Private investigator series have rarely, if ever, endured in the North American market, if elsewhere. Espionage series seem also less resilient, although correlating series as an espionage series unalloyed with other genres seems difficult.
"Famously in the late 1960s, Jim Steranko also ran afoul of the Comics Code when it came to the romance between Nick Fury and the Contessa (*****not superheroes*****, but it is still interesting)".
I have to ruminate on whether "Normal Adventure Hero" protagonists may have Life Model Decoys (L.M.D.s), advanced jetpacks, flying automobiles, invisible automobiles which can toggle amongst colors, and myriad other examples of advanced technology.

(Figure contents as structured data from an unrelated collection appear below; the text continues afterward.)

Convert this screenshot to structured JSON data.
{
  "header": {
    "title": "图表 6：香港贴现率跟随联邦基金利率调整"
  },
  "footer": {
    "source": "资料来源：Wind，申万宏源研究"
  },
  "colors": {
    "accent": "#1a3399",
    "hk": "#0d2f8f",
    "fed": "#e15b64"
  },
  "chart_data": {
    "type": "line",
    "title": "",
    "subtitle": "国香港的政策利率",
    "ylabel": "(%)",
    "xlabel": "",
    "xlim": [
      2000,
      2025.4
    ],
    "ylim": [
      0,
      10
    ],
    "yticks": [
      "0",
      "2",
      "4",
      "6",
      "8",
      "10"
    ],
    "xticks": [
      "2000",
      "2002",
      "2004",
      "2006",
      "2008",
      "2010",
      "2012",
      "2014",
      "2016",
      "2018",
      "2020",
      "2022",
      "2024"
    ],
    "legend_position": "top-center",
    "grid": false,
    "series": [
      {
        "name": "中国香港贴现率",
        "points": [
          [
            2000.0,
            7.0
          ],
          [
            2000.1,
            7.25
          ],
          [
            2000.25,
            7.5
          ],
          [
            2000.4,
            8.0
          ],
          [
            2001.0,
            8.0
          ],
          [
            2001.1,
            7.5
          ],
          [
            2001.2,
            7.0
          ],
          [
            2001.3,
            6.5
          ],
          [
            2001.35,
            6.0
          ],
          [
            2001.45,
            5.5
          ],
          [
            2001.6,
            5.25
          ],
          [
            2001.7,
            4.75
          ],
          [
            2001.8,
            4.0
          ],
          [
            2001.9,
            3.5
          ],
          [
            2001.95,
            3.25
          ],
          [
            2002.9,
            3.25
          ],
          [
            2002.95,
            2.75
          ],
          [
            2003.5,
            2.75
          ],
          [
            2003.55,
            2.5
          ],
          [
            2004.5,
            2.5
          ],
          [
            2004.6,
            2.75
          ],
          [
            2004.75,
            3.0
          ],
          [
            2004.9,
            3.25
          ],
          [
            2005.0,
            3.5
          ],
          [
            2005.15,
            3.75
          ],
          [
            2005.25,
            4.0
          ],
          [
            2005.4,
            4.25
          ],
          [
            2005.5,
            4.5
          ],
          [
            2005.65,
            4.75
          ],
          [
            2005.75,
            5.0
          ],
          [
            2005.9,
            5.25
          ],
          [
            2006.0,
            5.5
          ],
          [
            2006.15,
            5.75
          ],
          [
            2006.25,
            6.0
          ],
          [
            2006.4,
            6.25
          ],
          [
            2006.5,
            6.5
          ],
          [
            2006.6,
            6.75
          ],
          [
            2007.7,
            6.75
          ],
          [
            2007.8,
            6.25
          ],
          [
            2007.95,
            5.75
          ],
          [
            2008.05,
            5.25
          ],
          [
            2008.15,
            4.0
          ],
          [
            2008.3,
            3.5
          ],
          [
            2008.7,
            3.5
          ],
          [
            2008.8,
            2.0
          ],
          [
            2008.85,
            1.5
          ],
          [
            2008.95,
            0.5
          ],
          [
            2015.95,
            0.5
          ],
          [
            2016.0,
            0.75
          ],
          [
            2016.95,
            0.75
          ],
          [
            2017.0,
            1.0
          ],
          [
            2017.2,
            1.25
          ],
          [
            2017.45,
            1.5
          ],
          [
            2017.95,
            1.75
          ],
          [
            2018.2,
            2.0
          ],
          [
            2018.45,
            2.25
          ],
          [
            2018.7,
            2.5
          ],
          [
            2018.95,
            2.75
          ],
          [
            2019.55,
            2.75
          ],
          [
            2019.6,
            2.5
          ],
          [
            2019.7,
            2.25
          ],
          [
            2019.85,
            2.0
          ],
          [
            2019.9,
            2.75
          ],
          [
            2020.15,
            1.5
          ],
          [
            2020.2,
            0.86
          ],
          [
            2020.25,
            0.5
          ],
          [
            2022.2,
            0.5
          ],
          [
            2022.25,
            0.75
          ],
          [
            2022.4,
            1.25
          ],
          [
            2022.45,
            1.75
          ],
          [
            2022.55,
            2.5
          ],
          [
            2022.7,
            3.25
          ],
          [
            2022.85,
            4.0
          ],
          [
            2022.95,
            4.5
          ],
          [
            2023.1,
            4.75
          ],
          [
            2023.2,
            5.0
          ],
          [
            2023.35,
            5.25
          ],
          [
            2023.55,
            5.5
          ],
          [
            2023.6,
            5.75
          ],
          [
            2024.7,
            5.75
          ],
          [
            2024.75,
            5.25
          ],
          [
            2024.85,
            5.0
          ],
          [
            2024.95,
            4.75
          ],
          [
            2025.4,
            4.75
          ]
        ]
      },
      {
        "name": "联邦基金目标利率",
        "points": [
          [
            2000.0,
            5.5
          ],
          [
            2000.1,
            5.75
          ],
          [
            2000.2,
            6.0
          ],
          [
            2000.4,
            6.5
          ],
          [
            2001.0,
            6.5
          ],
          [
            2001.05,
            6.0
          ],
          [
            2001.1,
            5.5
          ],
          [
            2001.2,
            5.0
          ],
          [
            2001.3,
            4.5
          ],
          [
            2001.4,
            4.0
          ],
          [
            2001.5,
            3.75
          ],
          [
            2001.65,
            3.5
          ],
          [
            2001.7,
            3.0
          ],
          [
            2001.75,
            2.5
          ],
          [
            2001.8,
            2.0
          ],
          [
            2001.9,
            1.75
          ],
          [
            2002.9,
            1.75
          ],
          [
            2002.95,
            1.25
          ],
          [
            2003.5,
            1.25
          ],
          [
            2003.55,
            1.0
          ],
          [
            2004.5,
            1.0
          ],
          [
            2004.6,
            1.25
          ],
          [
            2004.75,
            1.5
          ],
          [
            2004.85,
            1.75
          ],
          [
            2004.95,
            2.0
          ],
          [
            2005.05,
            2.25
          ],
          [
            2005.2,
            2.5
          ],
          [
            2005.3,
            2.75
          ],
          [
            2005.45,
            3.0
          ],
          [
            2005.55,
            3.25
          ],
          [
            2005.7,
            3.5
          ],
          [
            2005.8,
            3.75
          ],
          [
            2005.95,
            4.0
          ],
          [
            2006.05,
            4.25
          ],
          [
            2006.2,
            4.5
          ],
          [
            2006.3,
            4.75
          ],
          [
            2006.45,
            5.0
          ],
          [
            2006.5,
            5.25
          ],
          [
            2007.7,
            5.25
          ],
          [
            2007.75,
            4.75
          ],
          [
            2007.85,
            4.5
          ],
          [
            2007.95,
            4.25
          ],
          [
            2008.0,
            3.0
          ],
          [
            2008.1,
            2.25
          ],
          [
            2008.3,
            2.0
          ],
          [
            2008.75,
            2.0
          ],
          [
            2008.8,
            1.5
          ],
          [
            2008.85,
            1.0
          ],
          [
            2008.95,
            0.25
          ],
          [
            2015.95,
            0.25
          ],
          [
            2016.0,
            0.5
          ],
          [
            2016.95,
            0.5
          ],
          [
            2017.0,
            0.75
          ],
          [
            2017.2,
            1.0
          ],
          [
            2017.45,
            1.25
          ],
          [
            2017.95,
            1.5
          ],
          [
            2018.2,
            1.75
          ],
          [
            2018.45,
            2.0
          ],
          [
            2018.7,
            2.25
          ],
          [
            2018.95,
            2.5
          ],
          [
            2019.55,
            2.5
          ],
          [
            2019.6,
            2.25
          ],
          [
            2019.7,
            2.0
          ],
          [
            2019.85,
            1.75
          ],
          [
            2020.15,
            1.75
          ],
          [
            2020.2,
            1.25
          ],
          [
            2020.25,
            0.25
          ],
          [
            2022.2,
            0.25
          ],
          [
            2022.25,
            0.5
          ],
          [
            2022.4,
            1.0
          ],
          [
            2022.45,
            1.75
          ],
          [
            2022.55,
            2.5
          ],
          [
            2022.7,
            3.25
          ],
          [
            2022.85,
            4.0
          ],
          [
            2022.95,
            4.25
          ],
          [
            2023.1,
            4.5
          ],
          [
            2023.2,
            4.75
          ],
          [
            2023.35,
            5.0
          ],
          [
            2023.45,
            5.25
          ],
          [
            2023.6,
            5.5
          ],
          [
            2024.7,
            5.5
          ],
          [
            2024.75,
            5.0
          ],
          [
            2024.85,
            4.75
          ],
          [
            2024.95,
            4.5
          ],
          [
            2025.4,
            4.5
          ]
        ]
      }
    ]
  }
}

The listing of in-continuity titles lacks mention of Dakota North. Subsequently, her integration into the broader shared universe occurred. This situation reminded me of other private investigator properties subsequently integrated into the broader continuity.
Perhaps the Human Target
Helpful Interjections on Taxonomy: Mike Benton produced a guide called The Illustrated History of Crime Comics. He did not provide an entry for MOKF and/or G.I. Joe [or any S.H.I.E.L.D. series or Remo Williams adaptations]. He did cover series based on The Man From U.N.C.L.E. S.H.I.E.L.D. serves as an obvious homage to The Man From U.N.C.L.E.
The occurrence of the Daily Bugle in this issue may serve as a Captain America crossover, as the Daily Bugle debuted in a Captain America tale.